Maybe, just maybe, a service architecture based on that as a goal, could disrupt the current “I know better than you” push models for search and advertising.

Is Precision the Enemy of Serendipity?

Wednesday, September 28th, 2011

I was reading claims of increased precision by software X the other day. I probably have mentioned this before (and it wasn’t original, then or now) that precision seems to me to be the enemy of serendipity.

For example, when I was an undergraduate, the library would display all the recent issues of journals on long angled shelves. So it was possible to walk along looking at the new issues in a variety of areas with ease. As a political science major I could have gone directly to journals on political science. But I would have missed the Review of Metaphysics and/or the Journal of the History of Ideas, both of which are rich sources of ideas relevant to topic maps (and information systems more generally).

But precision about the information available, a departmental page that links only to electronic versions of journals relevant to the “discipline,” reduces the opportunity to perhaps recognize relevant literature outside the confines of a discipline.

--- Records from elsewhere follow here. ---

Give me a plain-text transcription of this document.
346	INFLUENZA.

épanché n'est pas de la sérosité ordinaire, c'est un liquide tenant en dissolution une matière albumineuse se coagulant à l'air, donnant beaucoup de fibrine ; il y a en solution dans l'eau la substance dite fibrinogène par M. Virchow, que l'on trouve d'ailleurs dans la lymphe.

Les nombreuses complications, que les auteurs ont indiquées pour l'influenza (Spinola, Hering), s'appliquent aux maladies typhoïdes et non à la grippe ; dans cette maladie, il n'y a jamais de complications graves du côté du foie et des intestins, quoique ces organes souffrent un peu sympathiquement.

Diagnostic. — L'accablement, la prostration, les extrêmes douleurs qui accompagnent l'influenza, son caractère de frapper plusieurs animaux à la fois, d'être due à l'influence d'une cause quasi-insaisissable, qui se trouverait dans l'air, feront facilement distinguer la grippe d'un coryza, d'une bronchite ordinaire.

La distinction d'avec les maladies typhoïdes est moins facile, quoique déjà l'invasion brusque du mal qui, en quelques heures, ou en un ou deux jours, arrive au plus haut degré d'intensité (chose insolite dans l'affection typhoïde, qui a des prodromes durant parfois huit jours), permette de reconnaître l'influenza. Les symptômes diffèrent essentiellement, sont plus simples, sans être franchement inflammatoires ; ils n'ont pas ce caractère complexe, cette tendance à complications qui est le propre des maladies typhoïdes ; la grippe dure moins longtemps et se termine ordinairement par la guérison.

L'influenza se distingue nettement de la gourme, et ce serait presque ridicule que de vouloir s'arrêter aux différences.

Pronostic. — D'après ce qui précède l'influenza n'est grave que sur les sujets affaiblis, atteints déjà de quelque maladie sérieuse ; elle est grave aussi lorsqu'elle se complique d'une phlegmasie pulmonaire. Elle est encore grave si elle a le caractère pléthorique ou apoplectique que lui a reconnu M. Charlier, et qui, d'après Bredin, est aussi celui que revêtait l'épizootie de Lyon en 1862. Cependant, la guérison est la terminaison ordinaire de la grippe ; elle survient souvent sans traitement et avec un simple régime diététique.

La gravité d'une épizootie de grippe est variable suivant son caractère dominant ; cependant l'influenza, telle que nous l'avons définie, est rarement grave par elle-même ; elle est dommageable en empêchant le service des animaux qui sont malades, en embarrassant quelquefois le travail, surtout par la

True, I still browse a lot, otherwise I would not notice titles like: k-means Approach to the Karhunen-Loéve Transform (aka PCA – Principal Component Analysis). I knew that k-means was a form of clustering that could help with gathering members of collective topics together but quite honestly did not recognize Karhunen-Loéve Transform. I know it as either PCA – Principal Component Analysis, which I inserted in my blog title to help others recognize the technique.

Of course the problem is that sometimes I really want precision, perhaps I am rushed to finish a job or need to find a reference for a standard, etc. In those cases I don’t have time to wade through a lot of search results and appreciate whatever (little) precision I can wring out of a search engine.

Whether I want more precision or more serendipity varies on a day to day basis for me. How about you?